Well, I've just watched the first half of Angels in America on Channel 4, and fuck me it's good. And surprisingly faithful to the stage play.

I saw Millennium Approaches in its first run at the NT back in the early 90s, when the second part wasn't even written (if you've seen it you can probably imagine the frustration of that indeterminate to be continued...). Sometime later I saw the double-bill at the Wharf Theatre on Sydney, but Perestroika was pretty unfinished at that stage and various bits didn't work at all. Eventually a more satisfactory version showed up in London -- and sold out at once. I queued for day seats from the crack of dawn on its very last day, which at a guess was probably in about 1993. For some time after my email sig was (I may have misremembered the exact wording) I, I, I, I have returned, prophet -- and *not* according to plan!

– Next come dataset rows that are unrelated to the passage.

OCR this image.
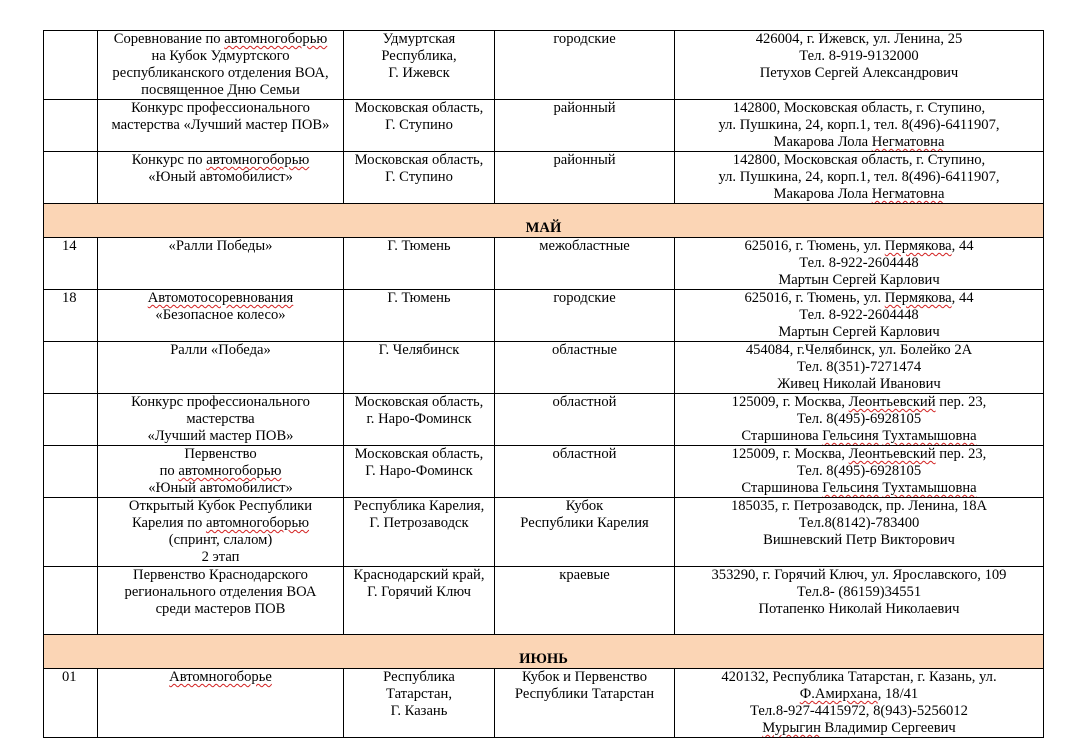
	Соревнование по автомногоборью
на Кубок Удмуртского
республиканского отделения ВОА,
посвященное Дню Семьи	Удмуртская
Республика,
Г. Ижевск	городские	426004, г. Ижевск, ул. Ленина, 25
Тел. 8-919-9132000
Петухов Сергей Александрович

	Конкурс профессионального
мастерства «Лучший мастер ПОВ»	Московская область,
Г. Ступино	районный	142800, Московская область, г. Ступино,
ул. Пушкина, 24, корп.1, тел. 8(496)-6411907,
Макарова Лола Негматовна

	Конкурс по автомногоборью
«Юный автомобилист»	Московская область,
Г. Ступино	районный	142800, Московская область, г. Ступино,
ул. Пушкина, 24, корп.1, тел. 8(496)-6411907,
Макарова Лола Негматовна

МАЙ				
14	«Ралли Победы»	Г. Тюмень	межобластные	625016, г. Тюмень, ул. Пермякова, 44
Тел. 8-922-2604448
Мартын Сергей Карлович

18	Автомотосоревнования
«Безопасное колесо»	Г. Тюмень	городские	625016, г. Тюмень, ул. Пермякова, 44
Тел. 8-922-2604448
Мартын Сергей Карлович

	Ралли «Победа»	Г. Челябинск	областные	454084, г.Челябинск, ул. Болейко 2А
Тел. 8(351)-7271474
Живец Николай Иванович

	Конкурс профессионального
мастерства
«Лучший мастер ПОВ»	Московская область,
г. Наро-Фоминск	областной	125009, г. Москва, Леонтьевский пер. 23,
Тел. 8(495)-6928105
Старшинова Гельсиня Тухтамышовна

	Первенство
по автомногоборью
«Юный автомобилист»	Московская область,
Г. Наро-Фоминск	областной	125009, г. Москва, Леонтьевский пер. 23,
Тел. 8(495)-6928105
Старшинова Гельсиня Тухтамышовна

	Открытый Кубок Республики
Карелия по автомногоборью
(спринт, слалом)
2 этап	Республика Карелия,
Г. Петрозаводск	Кубок
Республики Карелия	185035, г. Петрозаводск, пр. Ленина, 18А
Тел.8(8142)-783400
Вишневский Петр Викторович

	Первенство Краснодарского
регионального отделения ВОА
среди мастеров ПОВ	Краснодарский край,
Г. Горячий Ключ	краевые	353290, г. Горячий Ключ, ул. Ярославского, 109
Тел.8- (86159)34551
Потапенко Николай Николаевич

ИЮНЬ				
01	Автомногоборье	Республика
Татарстан,
Г. Казань	Кубок и Первенство
Республики Татарстан	420132, Республика Татарстан, г. Казань, ул.
Ф.Амирхана, 18/41
Тел.8-927-4415972, 8(943)-5256012
Мурыгин Владимир Сергеевич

God knows how they'll deal with part two -- Where is your beautiful theory? -- but at least I only have to wait until tomorrow night to find out.

It still seems to me one of the most brilliant plays of the twentieth century -- and certainly the only truly great gay play to date, a whole universe away from, say, The Normal Heart or Torch Song Trilogy or Beautiful Thing (though I loved all of those). I'm amazed by how much of it still rings true -- Roy Cohn's speech about clout seems as raw and apposite as ever -- and just random lines of dialogue are still lodged firmly in my memory:

It's the hands and feet that give it away.

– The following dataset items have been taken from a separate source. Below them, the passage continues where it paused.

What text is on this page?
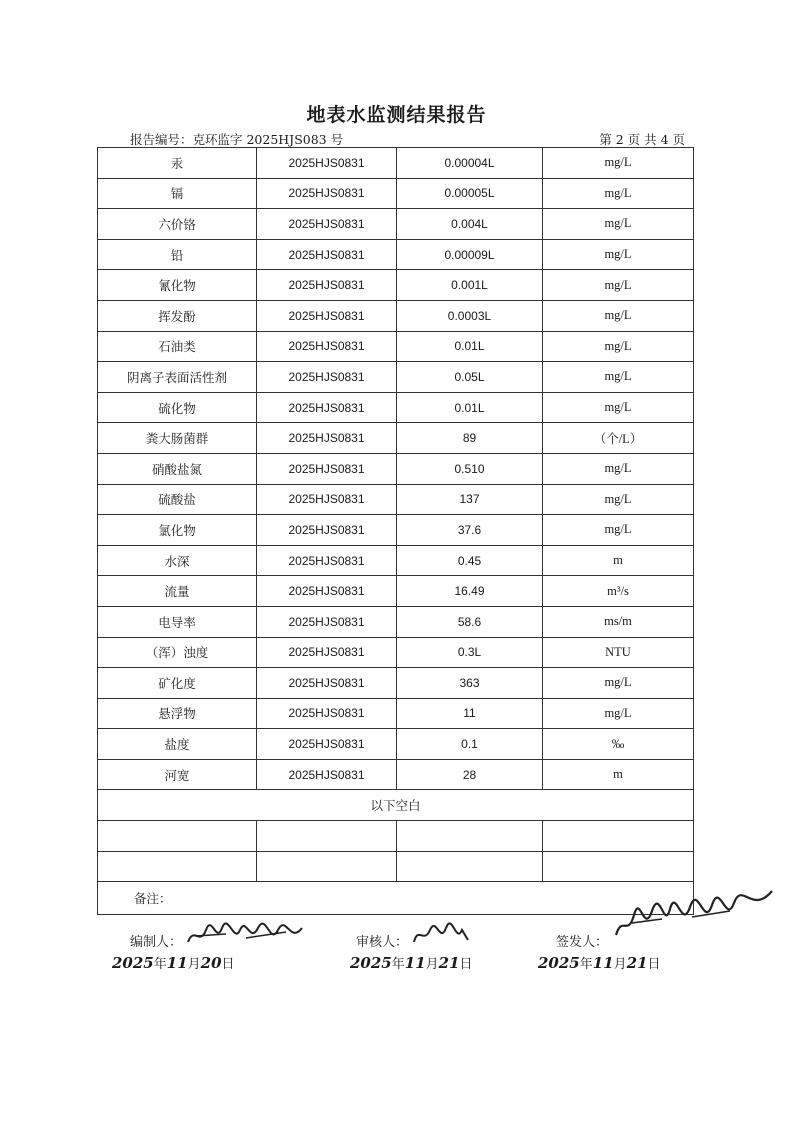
地表水监测结果报告
报告编号：克环监字 2025HJS083 号	第 2 页 共 4 页
汞	2025HJS0831	0.00004L	mg/L
镉	2025HJS0831	0.00005L	mg/L
六价铬	2025HJS0831	0.004L	mg/L
铅	2025HJS0831	0.00009L	mg/L
氰化物	2025HJS0831	0.001L	mg/L
挥发酚	2025HJS0831	0.0003L	mg/L
石油类	2025HJS0831	0.01L	mg/L
阴离子表面活性剂	2025HJS0831	0.05L	mg/L
硫化物	2025HJS0831	0.01L	mg/L
粪大肠菌群	2025HJS0831	89	（个/L）
硝酸盐氮	2025HJS0831	0.510	mg/L
硫酸盐	2025HJS0831	137	mg/L
氯化物	2025HJS0831	37.6	mg/L
水深	2025HJS0831	0.45	m
流量	2025HJS0831	16.49	m³/s
电导率	2025HJS0831	58.6	ms/m
（浑）浊度	2025HJS0831	0.3L	NTU
矿化度	2025HJS0831	363	mg/L
悬浮物	2025HJS0831	11	mg/L
盐度	2025HJS0831	0.1	‰
河宽	2025HJS0831	28	m
以下空白			

备注：			
编制人：	审核人：	签发人：
2025年11月20日	2025年11月21日	2025年11月21日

If I'm going to spend my whole lonely life looking after white people, I can get underpaid to do it.

You're old enough to understand your father didn't love you without being ridiculous about it.

Oh: snow!

This last was the only time I noticed something missing in the TV version -- it came out of nowhere this time, but I'm sure there was some lead-in originally, something about whiteness and cold and purity, before the drastic theatrical transition to Antarctica. Never mind.

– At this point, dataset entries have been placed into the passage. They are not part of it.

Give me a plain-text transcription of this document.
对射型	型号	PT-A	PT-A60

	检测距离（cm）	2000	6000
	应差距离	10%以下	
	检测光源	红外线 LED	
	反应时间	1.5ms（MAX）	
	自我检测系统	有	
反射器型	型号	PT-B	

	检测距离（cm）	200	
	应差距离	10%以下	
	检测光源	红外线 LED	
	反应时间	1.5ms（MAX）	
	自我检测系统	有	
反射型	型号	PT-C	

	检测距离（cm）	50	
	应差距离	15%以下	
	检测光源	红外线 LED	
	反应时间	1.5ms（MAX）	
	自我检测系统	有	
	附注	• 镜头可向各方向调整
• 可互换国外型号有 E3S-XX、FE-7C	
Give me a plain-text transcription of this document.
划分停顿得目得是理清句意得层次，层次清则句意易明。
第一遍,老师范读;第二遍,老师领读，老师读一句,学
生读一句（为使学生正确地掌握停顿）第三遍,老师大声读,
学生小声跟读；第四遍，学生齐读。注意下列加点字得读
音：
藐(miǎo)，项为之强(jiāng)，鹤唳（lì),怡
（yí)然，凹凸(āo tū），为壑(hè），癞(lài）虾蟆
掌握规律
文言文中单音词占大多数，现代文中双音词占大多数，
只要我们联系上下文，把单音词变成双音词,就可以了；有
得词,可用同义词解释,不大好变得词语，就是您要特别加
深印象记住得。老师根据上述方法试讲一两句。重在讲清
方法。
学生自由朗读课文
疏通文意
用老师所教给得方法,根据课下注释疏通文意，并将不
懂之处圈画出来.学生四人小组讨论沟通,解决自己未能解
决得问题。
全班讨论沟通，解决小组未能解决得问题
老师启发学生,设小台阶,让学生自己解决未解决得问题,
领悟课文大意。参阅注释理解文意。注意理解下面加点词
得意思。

Anyway, it's marvellous. The sort of thing I'm glad to be alive to see, and on prime time TV as well.

One stupid thing, though -- a result, I suppose, of an accidental proximity in time, having posted the story only a couple of days before seeing this -- Time Travel was written in 1990. Its half-baked idea was undoubtedly stolen from someone -- possibly Adam Mars-Jones? -- but not from this. If I'd seen Angels in America before writing it, I never would have dared.

On a completely different note, I did my first tap class today in the best part of a year. It was fun. I've missed doing that sort of thing; where did it go?